Comme les interventions sont temporaires, pouvant durer jusqu'à la première pluie ou jusqu'à ce que quelqu’un les retire ou les recouvre, une conscience s’est formée dès le début que la circulation des idées serait leur substance la plus admirable : c’est en effet l'instant qui se matérialise dans la mémoire comme un souvenir. Créer ce réseau de partage et d’invention pérennes fait partie intégrante des actions du collectif, qui fait résonner la poésie urbaine et la technique du pochoir dans des ateliers qu’il propose à différentes communautés.

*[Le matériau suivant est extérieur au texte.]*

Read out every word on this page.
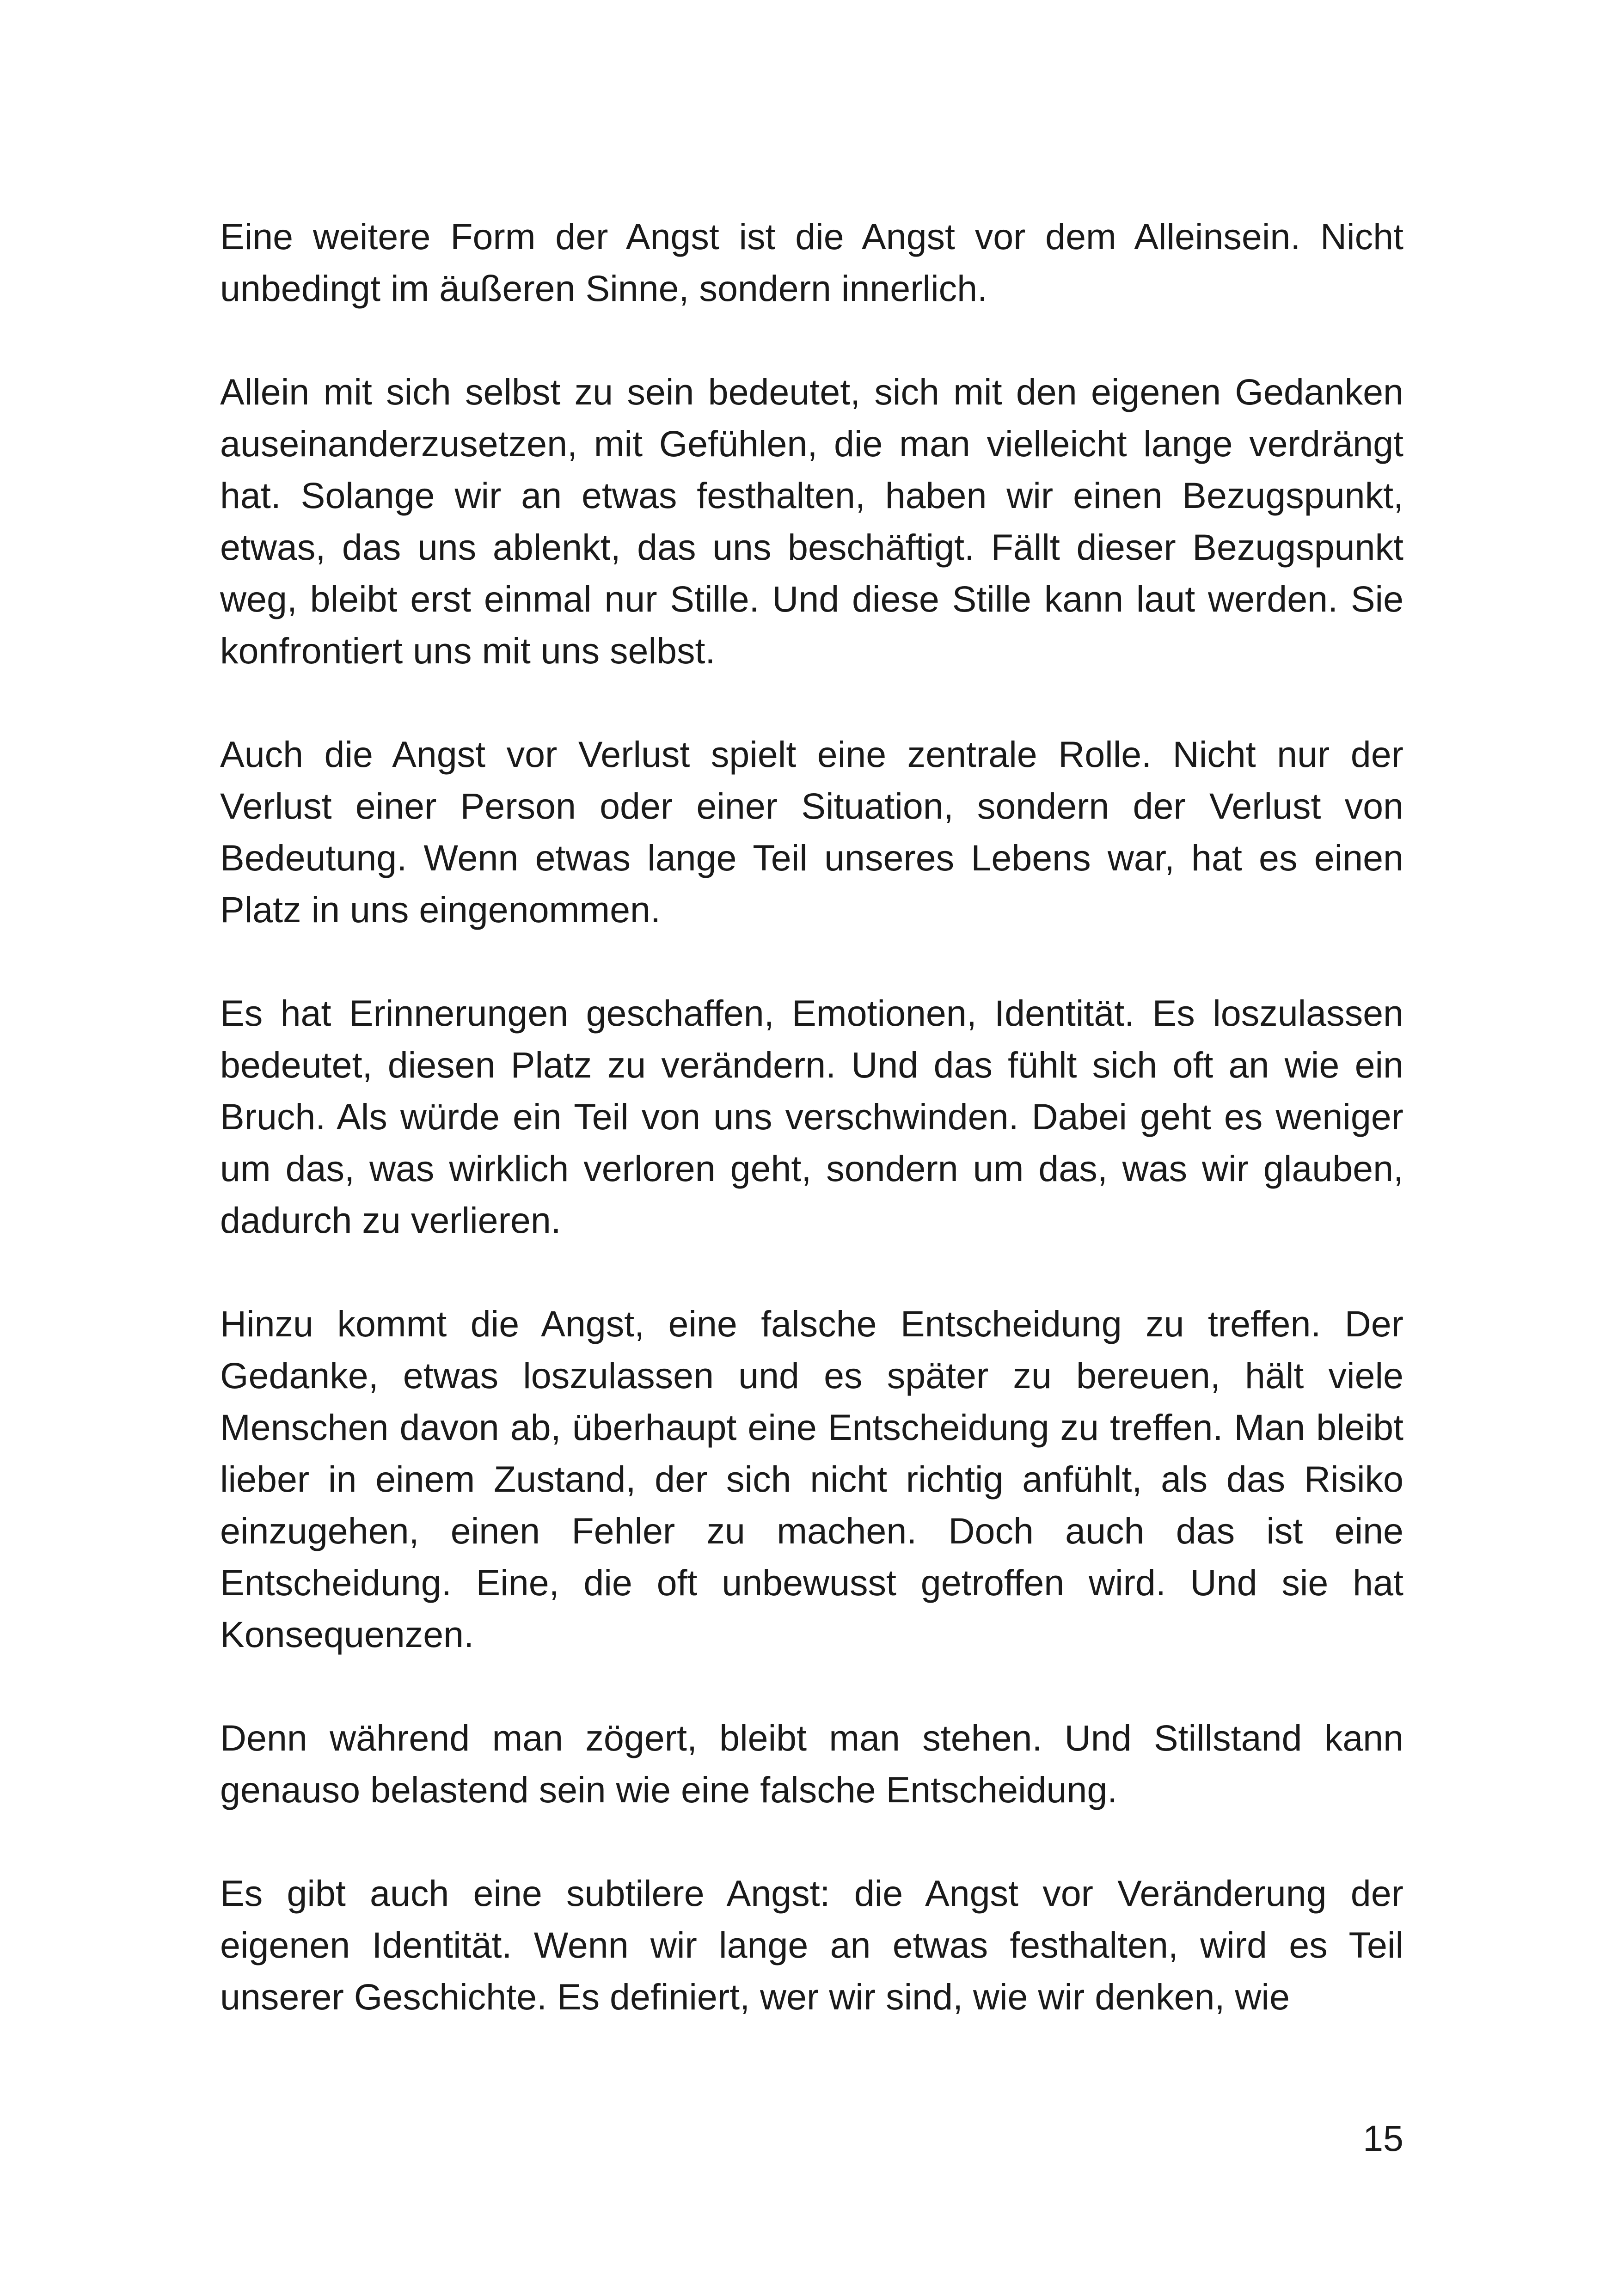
Eine weitere Form der Angst ist die Angst vor dem Alleinsein. Nicht unbedingt im äußeren Sinne, sondern innerlich.

Allein mit sich selbst zu sein bedeutet, sich mit den eigenen Gedanken auseinanderzusetzen, mit Gefühlen, die man vielleicht lange verdrängt hat. Solange wir an etwas festhalten, haben wir einen Bezugspunkt, etwas, das uns ablenkt, das uns beschäftigt. Fällt dieser Bezugspunkt weg, bleibt erst einmal nur Stille. Und diese Stille kann laut werden. Sie konfrontiert uns mit uns selbst.

Auch die Angst vor Verlust spielt eine zentrale Rolle. Nicht nur der Verlust einer Person oder einer Situation, sondern der Verlust von Bedeutung. Wenn etwas lange Teil unseres Lebens war, hat es einen Platz in uns eingenommen.

Es hat Erinnerungen geschaffen, Emotionen, Identität. Es loszulassen bedeutet, diesen Platz zu verändern. Und das fühlt sich oft an wie ein Bruch. Als würde ein Teil von uns verschwinden. Dabei geht es weniger um das, was wirklich verloren geht, sondern um das, was wir glauben, dadurch zu verlieren.

Hinzu kommt die Angst, eine falsche Entscheidung zu treffen. Der Gedanke, etwas loszulassen und es später zu bereuen, hält viele Menschen davon ab, überhaupt eine Entscheidung zu treffen. Man bleibt lieber in einem Zustand, der sich nicht richtig anfühlt, als das Risiko einzugehen, einen Fehler zu machen. Doch auch das ist eine Entscheidung. Eine, die oft unbewusst getroffen wird. Und sie hat Konsequenzen.

Denn während man zögert, bleibt man stehen. Und Stillstand kann genauso belastend sein wie eine falsche Entscheidung.

Es gibt auch eine subtilere Angst: die Angst vor Veränderung der eigenen Identität. Wenn wir lange an etwas festhalten, wird es Teil unserer Geschichte. Es definiert, wer wir sind, wie wir denken, wie

15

Le collectif Transverso parie sur la poésie et l’image comme des dispositifs de communication avec l'autre qui est, simultanément, absent, mais fait partie de son altérité créatrice. Les routes sont tracées pour cet autre, lecteur/visionnaire, placé dans la situation de participant de cette action poétique et d’intervention urbaine, et capable de contribuer au partage social et esthétique. L’action se déploie comme une invitation à la proximité, à tomber amoureux de soi-même et des causes qui sont partagées dans le collectif et, peut-être, à partir de l’Insight de la rencontre, se subvertir.
[1] Texte d'inauguration du groupe. Janvier 2011.
[2] Slavoj Žižek : Love as a political category 16/05/2013.
[3] I Rencontre Transarte. L’Art comme réflexion des problématiques des corps. Université de Brasília. Nov, 2011.
[4] Groupe d'interventions sponsorisées par la Fondation de Soutien à la Culture – FAC.